İnsan beyni üzerine yapılan araştırmaların çoğu hafızanın oluşumuna, hafızada saklananların nasıl hatırlandığına odaklanıyor. Şimdiyse California ve Texas Üniversitelerinde yapılan bir araştırma, hafıza oluşumu sürecine yeni bir açıdan bakıyor. Amerika'nın Sesi (VOA)'nin haberine göre, uzmanlar, beynin farklı bölgelerinin küçük radyo istasyonları gibi eşgüdümlü olarak çalıştığını düşünüyor.
Beyin cerrahı Dr. Nitin Tandon, Houston’daki Texas Üniversitesi Tıp Merkezi’nde 26 yaşındaki sara hastası Tyler’ın beyin fonksiyonlarını takip ediyor.
Dr. Tandon, sara krizinin yaydığı elektrik sinyallerini izleyebilmek için Tyler’ın beyninin yüzeyine platin elektrotlar yerleştirmiş.
Dr. Tandon, ”Erozyona uğrayan beyin fonksiyonlarının yerine kullanılacak protezleri nasıl geliştireceğimizi anlamadan önce bu beyin fonksiyonlarının modelini çıkarmalı, onları sayısal seviyede anlamalıyız,” diyor.
Tyler araştırmaya, sara hastalığının daha iyi anlaşılmasını sağlayacağına inandığı için katılmış: ”Sara konusunda daha fazla bilgi edindikçe hastaların durumu daha iyiye gidecek.”
Tyler gibi hastalar, beynin, zaman ve mekan içeren olayların anılarını nasıl hafızada sakladığını inceleyen çalışmaya da katılıyor.
Dr. Tandon, ”Beynin zaman ve mekanla ilgili alanlarının birbiriyle nasıl iletişim kurduğu tam olarak bilinmiyor,” şeklinde konuşuyor.
Dr. Tandon beyinlerine elektrot yerleştirilen hastalarına hem zaman hem de mekan bilgisi içeren işler yaptırarak beynin bu iki bilgiyi nasıl değerlendirdiğini inceliyor: ”Beynin zaman ve mekan bilgisi içeren bölümleri aynı anda iletişime geçiyor. Beynin hipokampus adı verilen bölümünden gelen iki farklı frekansı kullanıyorlar.”
Beynin alt bölümünde bulunan hipokampus, anı oluşumunu sağlıyor. Anılar daha sonra beynin farklı bölgelerinde saklanıyor.
Dr.
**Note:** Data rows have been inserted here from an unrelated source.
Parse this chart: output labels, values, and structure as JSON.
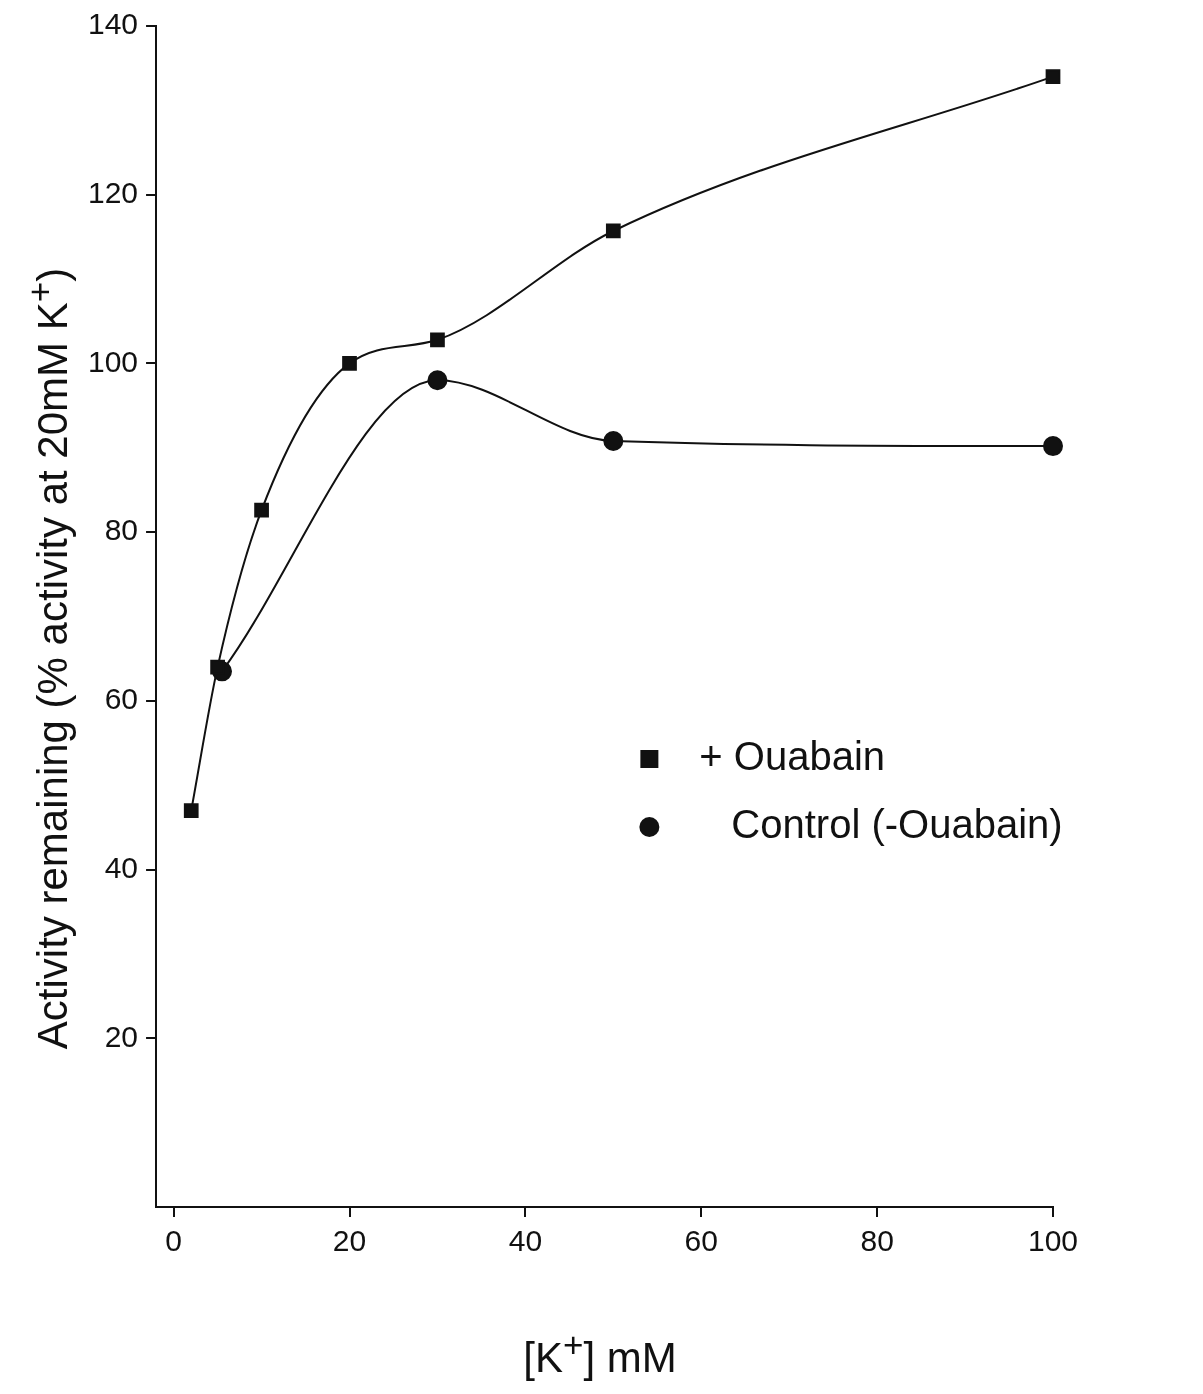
{
  "chart_data": {
    "type": "line",
    "xlabel": "[K$^{+}$] mM",
    "ylabel": "Activity remaining (% activity at 20mM K$^{+}$)",
    "xlim": [
      -2,
      100
    ],
    "xticks": [
      0,
      20,
      40,
      60,
      80,
      100
    ],
    "ylim": [
      0,
      140
    ],
    "yticks": [
      20,
      40,
      60,
      80,
      100,
      120,
      140
    ],
    "grid": false,
    "legend": "bottom right",
    "line_style": "solid",
    "series": [
      {
        "name": "+ Ouabain",
        "color": "#111111",
        "marker": "square",
        "x": [
          2,
          5,
          10,
          20,
          30,
          50,
          100
        ],
        "values": [
          47,
          64,
          82.6,
          100,
          102.8,
          115.7,
          134
        ]
      },
      {
        "name": "Control (-Ouabain)",
        "color": "#111111",
        "marker": "circle",
        "x": [
          5.5,
          30,
          50,
          100
        ],
        "values": [
          63.5,
          98,
          90.8,
          90.2
        ]
      }
    ]
  }
}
Tandon, ”Bu işlev şöyle özetlenebilir: Bir radyo istasyonu iki ayrı dinleyici grubuna aynı anda sinyaller gönderiyor. Bunu yapmak için iki ayrı frekans kullanıyor,” diye konuşuyor.
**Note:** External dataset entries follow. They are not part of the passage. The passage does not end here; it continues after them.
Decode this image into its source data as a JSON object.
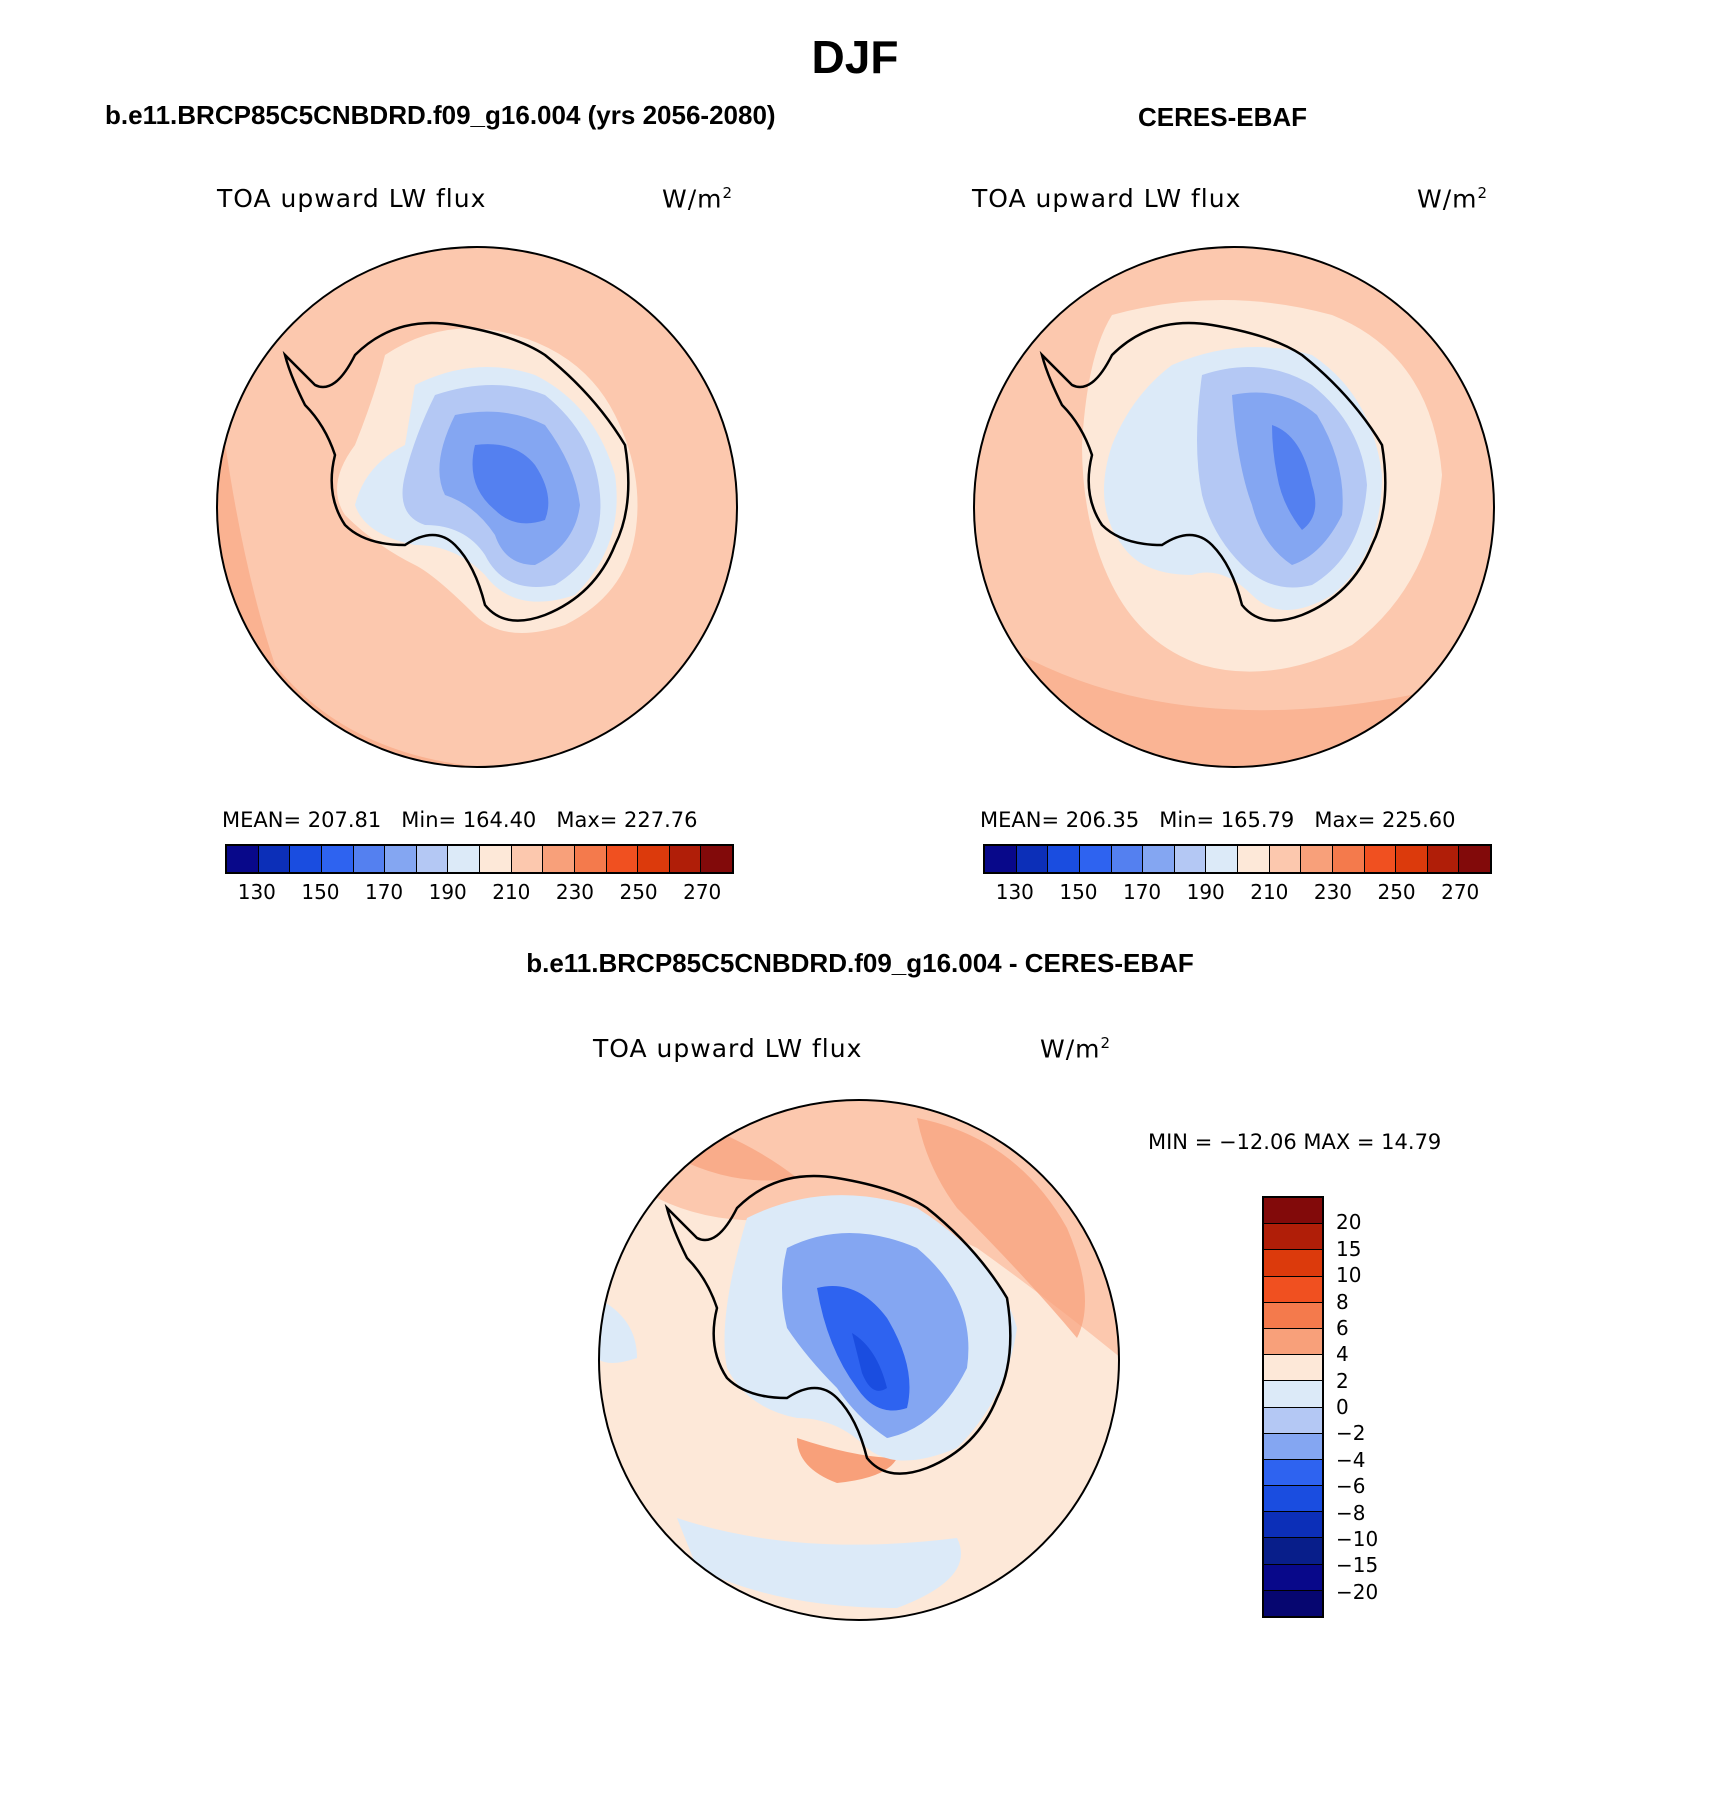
{
  "title": "DJF",
  "panels": [
    {
      "subtitle": "b.e11.BRCP85C5CNBDRD.f09_g16.004 (yrs 2056-2080)",
      "variable": "TOA upward LW flux",
      "units_base": "W/m",
      "units_exp": "2",
      "stats": {
        "mean_label": "MEAN=",
        "mean": "207.81",
        "min_label": "Min=",
        "min": "164.40",
        "max_label": "Max=",
        "max": "227.76"
      }
    },
    {
      "subtitle": "CERES-EBAF",
      "variable": "TOA upward LW flux",
      "units_base": "W/m",
      "units_exp": "2",
      "stats": {
        "mean_label": "MEAN=",
        "mean": "206.35",
        "min_label": "Min=",
        "min": "165.79",
        "max_label": "Max=",
        "max": "225.60"
      }
    },
    {
      "subtitle": "b.e11.BRCP85C5CNBDRD.f09_g16.004 - CERES-EBAF",
      "variable": "TOA upward LW flux",
      "units_base": "W/m",
      "units_exp": "2",
      "stats": {
        "text": "MIN = −12.06 MAX =   14.79"
      }
    }
  ],
  "colorbar_abs": {
    "colors": [
      "#08088a",
      "#0c2fb8",
      "#1a4de0",
      "#2e63f0",
      "#5480f0",
      "#84a6f2",
      "#b4c8f4",
      "#dceaf8",
      "#fde8d8",
      "#fcc8ae",
      "#f8a07a",
      "#f47a4c",
      "#f05020",
      "#dc3a0c",
      "#b01e08",
      "#820a0a"
    ],
    "ticks": [
      "130",
      "150",
      "170",
      "190",
      "210",
      "230",
      "250",
      "270"
    ]
  },
  "colorbar_diff": {
    "colors": [
      "#820a0a",
      "#b01e08",
      "#dc3a0c",
      "#f05020",
      "#f47a4c",
      "#f8a07a",
      "#fde8d8",
      "#dceaf8",
      "#b4c8f4",
      "#84a6f2",
      "#2e63f0",
      "#1a4de0",
      "#0c2fb8",
      "#081e8a",
      "#08088a",
      "#060670"
    ],
    "ticks": [
      "20",
      "15",
      "10",
      "8",
      "6",
      "4",
      "2",
      "0",
      "−2",
      "−4",
      "−6",
      "−8",
      "−10",
      "−15",
      "−20"
    ]
  }
}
California Üniversitesi’nden Arne Ekstrom beyin taramalarından alınan görüntüleri, veri akışı çalışmalarında kullanılan graf teorisini uygulayarak incelemiş.
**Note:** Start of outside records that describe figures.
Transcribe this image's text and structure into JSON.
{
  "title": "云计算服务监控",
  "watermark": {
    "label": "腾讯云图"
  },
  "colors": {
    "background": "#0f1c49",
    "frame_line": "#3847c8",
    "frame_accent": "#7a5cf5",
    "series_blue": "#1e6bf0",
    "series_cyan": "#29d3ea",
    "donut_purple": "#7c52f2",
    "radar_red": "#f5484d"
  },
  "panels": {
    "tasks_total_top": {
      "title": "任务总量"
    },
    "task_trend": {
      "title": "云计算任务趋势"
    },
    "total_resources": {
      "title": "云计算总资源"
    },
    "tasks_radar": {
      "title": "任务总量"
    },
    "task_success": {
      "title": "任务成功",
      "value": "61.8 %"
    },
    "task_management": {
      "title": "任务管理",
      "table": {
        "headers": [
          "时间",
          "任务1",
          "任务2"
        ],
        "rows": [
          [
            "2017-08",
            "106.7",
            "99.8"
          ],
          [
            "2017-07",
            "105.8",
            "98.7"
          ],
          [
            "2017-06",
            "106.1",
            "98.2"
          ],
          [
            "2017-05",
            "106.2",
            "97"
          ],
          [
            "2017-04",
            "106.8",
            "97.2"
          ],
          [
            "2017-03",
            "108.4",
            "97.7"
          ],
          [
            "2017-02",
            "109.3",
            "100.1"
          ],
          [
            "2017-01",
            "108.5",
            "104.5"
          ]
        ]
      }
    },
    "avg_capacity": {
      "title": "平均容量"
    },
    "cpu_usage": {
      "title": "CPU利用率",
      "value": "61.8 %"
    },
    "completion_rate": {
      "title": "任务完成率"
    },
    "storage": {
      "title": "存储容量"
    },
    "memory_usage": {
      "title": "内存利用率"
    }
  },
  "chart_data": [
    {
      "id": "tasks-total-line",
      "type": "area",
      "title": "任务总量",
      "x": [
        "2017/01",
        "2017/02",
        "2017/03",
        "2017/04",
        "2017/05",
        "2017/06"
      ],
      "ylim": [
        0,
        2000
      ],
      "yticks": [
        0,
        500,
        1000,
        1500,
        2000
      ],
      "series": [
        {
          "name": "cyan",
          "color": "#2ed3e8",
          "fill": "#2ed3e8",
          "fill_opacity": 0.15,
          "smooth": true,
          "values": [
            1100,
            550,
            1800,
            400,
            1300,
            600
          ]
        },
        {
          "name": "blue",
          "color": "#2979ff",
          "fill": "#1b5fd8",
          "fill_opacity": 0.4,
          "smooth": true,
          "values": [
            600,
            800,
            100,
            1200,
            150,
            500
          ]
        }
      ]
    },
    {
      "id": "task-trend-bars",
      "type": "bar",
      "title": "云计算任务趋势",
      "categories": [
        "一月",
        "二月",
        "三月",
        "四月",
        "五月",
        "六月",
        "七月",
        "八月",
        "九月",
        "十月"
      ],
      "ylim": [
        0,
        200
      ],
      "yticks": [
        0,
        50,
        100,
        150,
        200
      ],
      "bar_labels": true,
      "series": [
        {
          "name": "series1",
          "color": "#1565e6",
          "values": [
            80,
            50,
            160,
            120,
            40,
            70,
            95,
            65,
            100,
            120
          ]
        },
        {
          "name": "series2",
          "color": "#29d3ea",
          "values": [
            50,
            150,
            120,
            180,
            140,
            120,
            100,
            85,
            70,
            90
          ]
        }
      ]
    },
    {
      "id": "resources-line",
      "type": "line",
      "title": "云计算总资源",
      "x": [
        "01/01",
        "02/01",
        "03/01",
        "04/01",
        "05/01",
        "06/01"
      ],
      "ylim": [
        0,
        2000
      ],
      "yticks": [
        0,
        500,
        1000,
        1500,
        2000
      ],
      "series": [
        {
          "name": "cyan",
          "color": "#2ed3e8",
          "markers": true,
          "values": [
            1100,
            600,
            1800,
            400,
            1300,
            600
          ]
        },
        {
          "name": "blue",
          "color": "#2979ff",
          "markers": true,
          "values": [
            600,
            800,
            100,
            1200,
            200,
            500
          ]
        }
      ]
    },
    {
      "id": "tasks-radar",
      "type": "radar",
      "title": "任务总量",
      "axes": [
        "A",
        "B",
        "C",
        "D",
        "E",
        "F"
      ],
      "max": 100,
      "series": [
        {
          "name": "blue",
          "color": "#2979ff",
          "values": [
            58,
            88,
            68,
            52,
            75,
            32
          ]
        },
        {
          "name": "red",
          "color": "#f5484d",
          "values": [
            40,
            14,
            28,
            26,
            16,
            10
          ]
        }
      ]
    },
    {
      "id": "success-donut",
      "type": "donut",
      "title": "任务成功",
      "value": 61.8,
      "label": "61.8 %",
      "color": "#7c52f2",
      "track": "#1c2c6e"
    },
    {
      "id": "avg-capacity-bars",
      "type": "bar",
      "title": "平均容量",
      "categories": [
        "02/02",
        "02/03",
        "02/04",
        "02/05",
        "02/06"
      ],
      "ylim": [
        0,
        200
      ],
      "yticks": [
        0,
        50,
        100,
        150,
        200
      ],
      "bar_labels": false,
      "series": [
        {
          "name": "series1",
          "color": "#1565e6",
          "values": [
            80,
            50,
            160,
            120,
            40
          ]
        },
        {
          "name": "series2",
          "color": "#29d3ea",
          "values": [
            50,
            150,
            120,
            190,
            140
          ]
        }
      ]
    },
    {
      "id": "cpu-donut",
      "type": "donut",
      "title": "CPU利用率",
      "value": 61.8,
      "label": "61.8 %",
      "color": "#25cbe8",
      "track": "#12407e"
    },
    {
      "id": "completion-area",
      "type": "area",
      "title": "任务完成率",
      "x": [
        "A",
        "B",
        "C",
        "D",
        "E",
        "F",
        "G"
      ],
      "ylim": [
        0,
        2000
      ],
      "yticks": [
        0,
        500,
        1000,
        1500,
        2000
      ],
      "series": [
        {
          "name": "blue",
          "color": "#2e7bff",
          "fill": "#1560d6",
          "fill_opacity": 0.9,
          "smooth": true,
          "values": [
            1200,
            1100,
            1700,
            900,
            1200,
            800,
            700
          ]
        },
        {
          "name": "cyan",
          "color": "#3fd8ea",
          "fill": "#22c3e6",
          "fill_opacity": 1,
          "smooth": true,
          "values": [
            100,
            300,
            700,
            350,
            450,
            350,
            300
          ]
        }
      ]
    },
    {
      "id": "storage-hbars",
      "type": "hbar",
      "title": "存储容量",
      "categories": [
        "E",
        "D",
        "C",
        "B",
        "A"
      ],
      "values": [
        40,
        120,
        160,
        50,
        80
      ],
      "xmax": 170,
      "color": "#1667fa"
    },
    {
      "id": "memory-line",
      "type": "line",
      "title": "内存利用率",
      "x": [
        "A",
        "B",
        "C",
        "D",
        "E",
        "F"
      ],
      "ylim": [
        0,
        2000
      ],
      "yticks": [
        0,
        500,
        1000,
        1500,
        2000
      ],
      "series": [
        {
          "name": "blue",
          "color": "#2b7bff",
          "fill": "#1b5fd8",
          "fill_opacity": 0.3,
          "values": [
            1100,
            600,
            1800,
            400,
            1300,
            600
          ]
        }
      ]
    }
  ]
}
Ekstrom, Tandon ve meslektaşları yeni çalışmalarında da bu araştırmayı sürdürmeyi umuyor.
Saranın hafıza kaybına yol açabileceğini hatırlatan Doktor Tandon, araştırmaların saralılara da umut olduğunu söylüyor: ”Kaybolan hafızayı, saralı hastaların beynine yerleştirdiğimiz bu elektrotlardan çok daha etkili şekilde geri getirmeye hazırlanıyoruz. Gelecekte normal hafıza ağını geri getirmenin de temellerini atıyoruz.”
Dr. Tandon, bu gelişmelerin bir gün Tyler gibi sara hastalarının normal hayat sürmesini sağlamasını umuyor.